I teared up upon learning that Pope Francis has been named 'Person of the Year' by Time Magazine. Each year they choose from news coverage who had the greatest effect, thereby naming him the 'most influential'. In the choice the quality of the influence is not an issue, just the quantity--yet this year goodness tipped the balance.
Along with other leaders, the Pope's competition also included: the current most evil dictator who has poisoned his own people and destroys his country in order to hold on to his power, the most embarrassingly outrageous exhibitionistic stage performer, the most narcissistic self-appointed 'fixer' who leaked national secrets, and an arrogant freshman congressman who took it upon himself to shut down the government. All of those did indeed exert influence upon 2013 and history will remember them in one way or another, but Time's choice helps me keep faith in the hope that humanity may yet save itself from itself. The world fell in love with this man who stepped forward to accept the mantel of power bestowed upon him with humility and simplicity, eschewing the lavish display of 'superiority' expected of his high position. He described himself as 'a sinner' and asks the people to pray for him. In his first public statements he chose to speak of showing mercy, of not judging the heart of others, and of following the call of Jesus to reach out to the poor and hurting. People and reporters can't get enough of him because he exemplifies the high state of true human dignity to which we are all called but few ever reach. The unprecedented response he received and keeps receiving from people of all ethnic and religious backgrounds makes him the most influential.

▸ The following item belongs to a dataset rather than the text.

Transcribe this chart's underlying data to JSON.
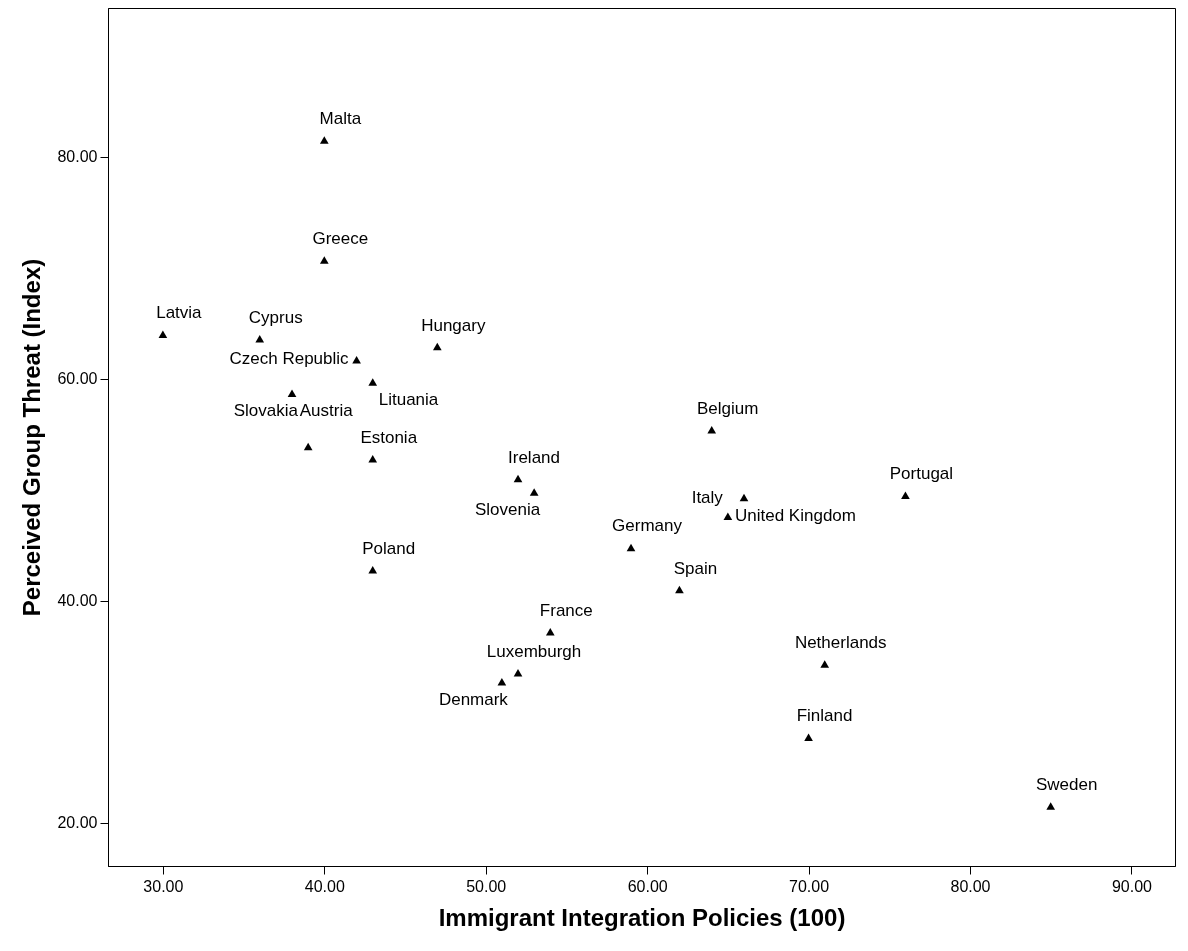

The choice of Pope Francis as 'Man of the Year' stands apart from accolades shown another man of goodness and dignity who also has won the hearts of millions, Nelson Mandela. At his death this week there was an outpouring of love and honor given him by nations round the globe from citizens of the lowest rung on the social ladder to the highest dignitaries of state.
The connection I see between these two events is that regardless of the sound and fury of the famous, the outlandish, or the politically powerful, in the final analysis it is those from whom goodness shines who win the hearts of people in the long run. And that gives hope to look beyond the greed, violence, corruption and cynicism so prevalent and know that people still put the highest value on goodness.